— Вот где нам могилы вырыты, Шишко, — вздыхая, сказал дед Перушко, обращая взоры на вершины Драгнича.
— Молчи, дедуля… у меня и так в утробе все переворачивается, — печально ответил Шишко.
Шолая разместил роту, позвал Мусу и, ставя ногу в стремя, приказал:
— Будешь защищать позицию, пока я не вернусь. Появятся здесь — бей. Объеду Янь и вернусь сюда.
— Да ты их встретишь.
— Тогда сразу же вернусь.
Курносый, веснушчатый Йокан сказал, усмехаясь:
— Братцы, сегодня усташи кого-то насадят на вертел. Все ли надели чистые подштанники? Ха-ха! У меня рваные.
Все молчали. Никто не смеялся.
Шолая несся галопом. В открытом поле виден был Янь, затянувшийся дымкой, как будто его закрыли густые осенние облака, а из-за этих облаков пробивалось красное пламя.
Шолая знал все яньские села и считал, какие из них сейчас горят: Бабичи, Попужы, Йокичи, Подосое, Липовача, Тодоричи, Стройицы, Вагань, Бабин Дол, Подобзир. Он гнал лошадь все быстрее. Солнце пробивалось из дыма.
«Звери! Собачье отродье! Ну, сегодня вы получите! Подождите!»

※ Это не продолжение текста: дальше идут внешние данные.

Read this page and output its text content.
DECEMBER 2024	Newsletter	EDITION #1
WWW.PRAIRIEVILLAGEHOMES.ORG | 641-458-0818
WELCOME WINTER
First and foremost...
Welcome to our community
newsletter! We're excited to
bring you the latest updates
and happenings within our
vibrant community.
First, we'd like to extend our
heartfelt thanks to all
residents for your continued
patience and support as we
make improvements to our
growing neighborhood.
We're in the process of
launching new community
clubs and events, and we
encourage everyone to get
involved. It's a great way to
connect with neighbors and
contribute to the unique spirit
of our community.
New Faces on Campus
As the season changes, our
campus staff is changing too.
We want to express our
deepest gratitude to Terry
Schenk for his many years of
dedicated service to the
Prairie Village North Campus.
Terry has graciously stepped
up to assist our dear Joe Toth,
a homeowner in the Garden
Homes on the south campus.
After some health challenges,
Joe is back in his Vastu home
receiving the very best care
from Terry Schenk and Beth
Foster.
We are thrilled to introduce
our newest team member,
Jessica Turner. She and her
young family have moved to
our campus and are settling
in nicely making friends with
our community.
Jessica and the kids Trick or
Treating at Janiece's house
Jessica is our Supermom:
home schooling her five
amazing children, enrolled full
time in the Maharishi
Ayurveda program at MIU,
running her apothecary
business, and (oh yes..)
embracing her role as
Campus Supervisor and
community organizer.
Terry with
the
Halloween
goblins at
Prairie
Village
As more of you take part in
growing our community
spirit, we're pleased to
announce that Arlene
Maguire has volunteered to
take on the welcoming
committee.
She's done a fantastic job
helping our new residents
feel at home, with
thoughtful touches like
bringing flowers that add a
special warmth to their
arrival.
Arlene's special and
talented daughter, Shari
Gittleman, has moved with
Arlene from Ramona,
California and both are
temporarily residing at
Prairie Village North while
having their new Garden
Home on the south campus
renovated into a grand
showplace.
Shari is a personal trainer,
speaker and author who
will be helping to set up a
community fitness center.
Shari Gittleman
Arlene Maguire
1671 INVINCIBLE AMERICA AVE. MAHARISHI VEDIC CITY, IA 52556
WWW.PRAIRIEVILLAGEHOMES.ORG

Когда Шолая оказался в лесу над Янем, с болью в сердце он посмотрел на толпу беженцев. Колыбели, самотканые подстилки, недоуздки, кадки, узлы, свертки, испуганные глаза, бледные лица, крики и плач детей, сердитые голоса взрослых, собачий вой — от всей этой картины тяжело становилось на душе. Шолая резко пришпорил коня и понесся назад.
Над Подове прокатилось первое эхо залпа. Град пуль начал засыпать позиции, люди дрогнули и понеслись вниз по косогору. Над головами проносились снаряды, раздавались длинные пулеметные очереди. Люди перегоняли друг друга, бежали все быстрее, перескакивали через камни, чтобы как можно скорее укрыться в котловине. Дренко на лошади размахивал плетью и кричал, чтобы остановились. Он погнал коня и схватил за воротник первого попавшегося под руку. Но тот дернулся, вырвался из рук Дренко и побежал еще быстрее. Дренко погнался за ним. Из-под копыт во все стороны летели комья земли, мелкие камни.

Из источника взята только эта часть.